The riots in London are the rebellion of those raised to be managed. Is the answer better management? I mentioned Derrick Bell because his arguments are founded not in disembodied liberalism but his experience as a black man. Where else would be get such skepticism?

Academic discussion of the lives of working people is like Jewish discussion of Palestinians, art critics talking about art, and the feminism of men. All may or may not be well intentioned but either way they're not enough.

Gordon Lafer responds: "whatever."
Power corrupts, and people believe their own lies. The only answer: more lies told by more people. Call it "Democracy."
When I hear the word theory I reach for my drink.

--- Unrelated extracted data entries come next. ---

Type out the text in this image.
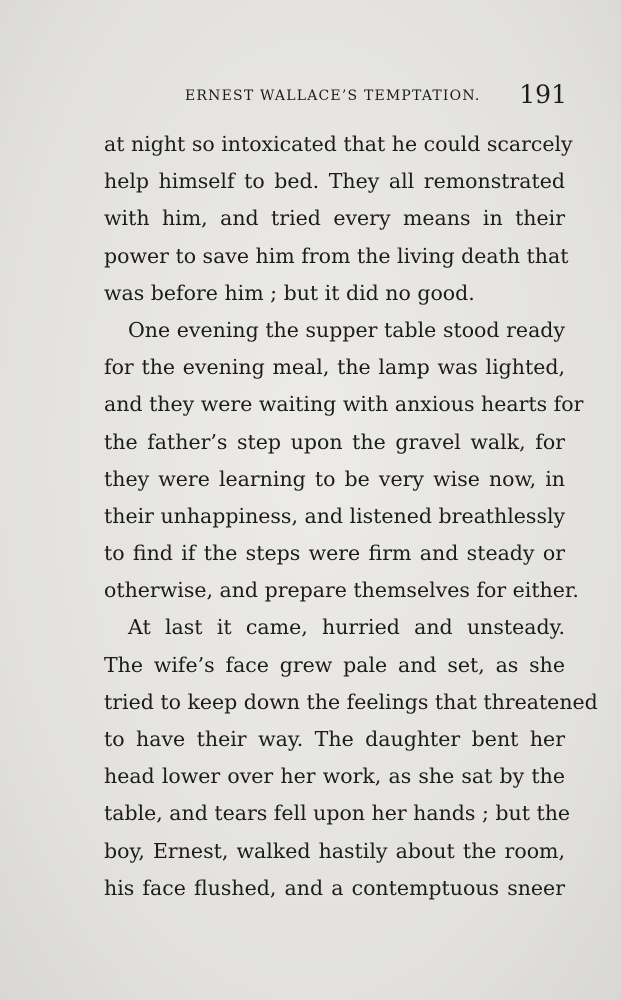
ERNEST WALLACE’S TEMPTATION. 191
at night so intoxicated that he could scarcely
help himself to bed. They all remonstrated
with him, and tried every means in their
power to save him from the living death that
was before him ; but it did no good.
One evening the supper table stood ready
for the evening meal, the lamp was lighted,
and they were waiting with anxious hearts for
the father’s step upon the gravel walk, for
they were learning to be very wise now, in
their unhappiness, and listened breathlessly
to find if the steps were firm and steady or
otherwise, and prepare themselves for either.
At last it came, hurried and unsteady.
The wife’s face grew pale and set, as she
tried to keep down the feelings that threatened
to have their way. The daughter bent her
head lower over her work, as she sat by the
table, and tears fell upon her hands ; but the
boy, Ernest, walked hastily about the room,
his face flushed, and a contemptuous sneer
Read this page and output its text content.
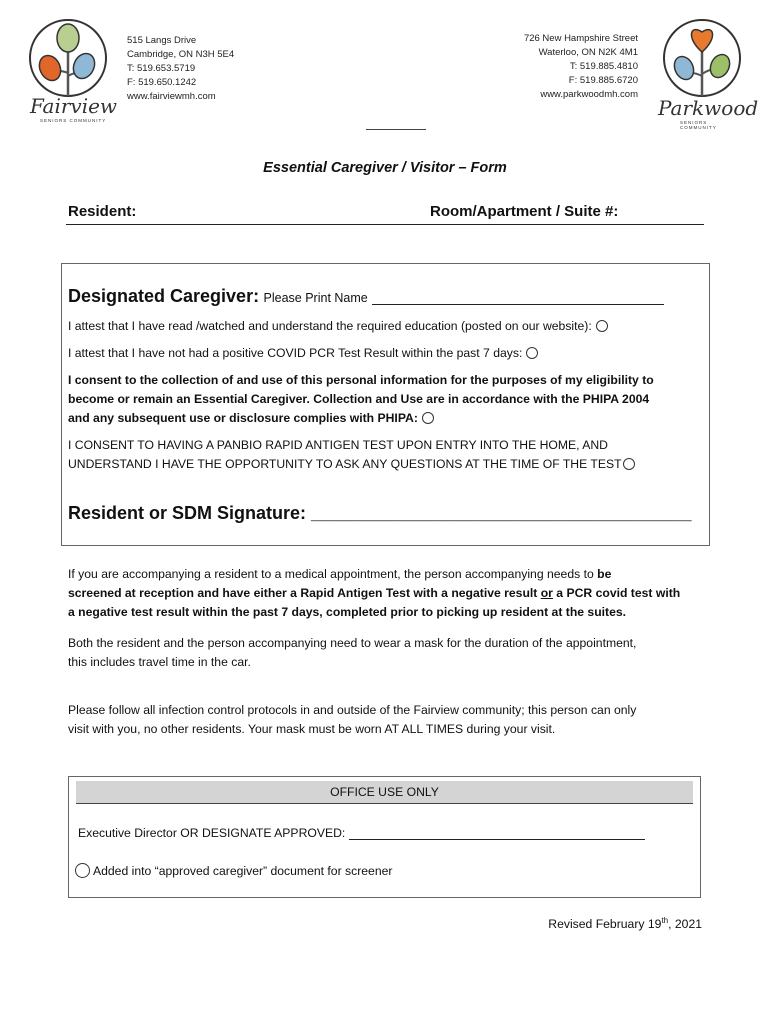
Fairview
SENIORS COMMUNITY
515 Langs Drive
Cambridge, ON N3H 5E4
T: 519.653.5719
F: 519.650.1242
www.fairviewmh.com
726 New Hampshire Street
Waterloo, ON N2K 4M1
T: 519.885.4810
F: 519.885.6720
www.parkwoodmh.com
Parkwood
SENIORS COMMUNITY
Essential Caregiver / Visitor – Form
Resident:	Room/Apartment / Suite #:
Designated Caregiver: Please Print Name
I attest that I have read /watched and understand the required education (posted on our website):
I attest that I have not had a positive COVID PCR Test Result within the past 7 days:
I consent to the collection of and use of this personal information for the purposes of my eligibility to
become or remain an Essential Caregiver. Collection and Use are in accordance with the PHIPA 2004
and any subsequent use or disclosure complies with PHIPA:
I CONSENT TO HAVING A PANBIO RAPID ANTIGEN TEST UPON ENTRY INTO THE HOME, AND
UNDERSTAND I HAVE THE OPPORTUNITY TO ASK ANY QUESTIONS AT THE TIME OF THE TEST
Resident or SDM Signature: ______________________________________
If you are accompanying a resident to a medical appointment, the person accompanying needs to be
screened at reception and have either a Rapid Antigen Test with a negative result or a PCR covid test with
a negative test result within the past 7 days, completed prior to picking up resident at the suites.
Both the resident and the person accompanying need to wear a mask for the duration of the appointment,
this includes travel time in the car.
Please follow all infection control protocols in and outside of the Fairview community; this person can only
visit with you, no other residents. Your mask must be worn AT ALL TIMES during your visit.
OFFICE USE ONLY
Executive Director OR DESIGNATE APPROVED:
Added into “approved caregiver” document for screener
Revised February 19th, 2021
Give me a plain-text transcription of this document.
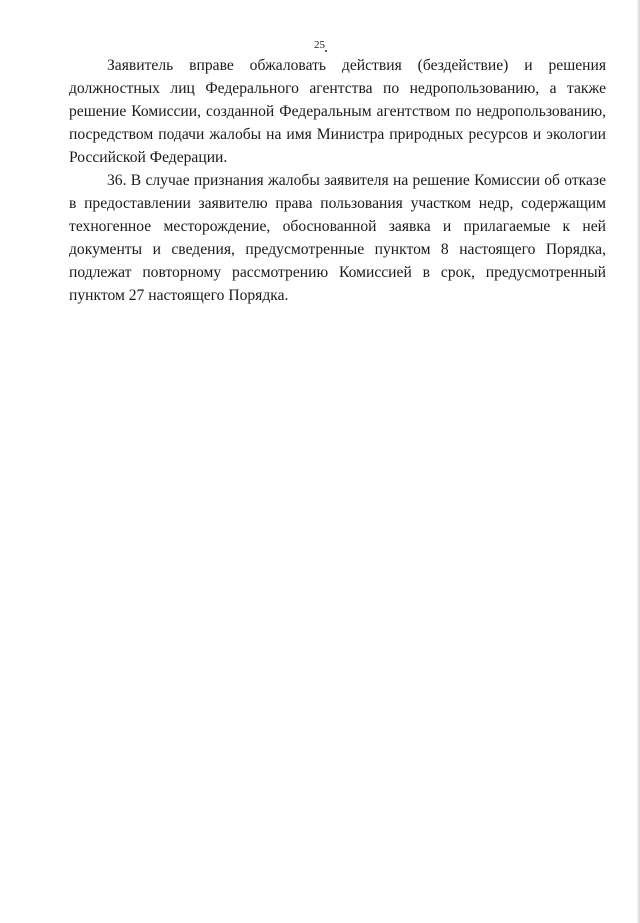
25

Заявитель вправе обжаловать действия (бездействие) и решения должностных лиц Федерального агентства по недропользованию, а также решение Комиссии, созданной Федеральным агентством по недропользованию, посредством подачи жалобы на имя Министра природных ресурсов и экологии Российской Федерации.

36. В случае признания жалобы заявителя на решение Комиссии об отказе в предоставлении заявителю права пользования участком недр, содержащим техногенное месторождение, обоснованной заявка и прилагаемые к ней документы и сведения, предусмотренные пунктом 8 настоящего Порядка, подлежат повторному рассмотрению Комиссией в срок, предусмотренный пунктом 27 настоящего Порядка.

And again. I hate this shit.
Construction trade unions should become contractors, beginning on small jobs that union shops would be priced out of, eliminating the middleman. Contractors are overpaid secretaries. Whatever profit should be returned to the union. Unions should work with architecture schools, offering summer apprenticeships at union training facilities. At time point certificates from such facilities should become mandatory for graduation from any architecture school, but start with one. As it is most architects don’t know how to build shit.

I’ve seen a 22 year old Mexican homeboy give a gentle swirl to a glass with a thimble-full of wine with more understanding of why than I’ve come to expect from yuppie slacker assholes with something to prove. It was two in the morning and the kid had just left work. Do I have to telegraph that he worked in a restaurant? And probably a very good one. Someone had made the effort to teach him and he had made the effort to learn.

You’re concerned that people employed in soul-killing work get better pay. I’m concerned with the nature of soul-killing work.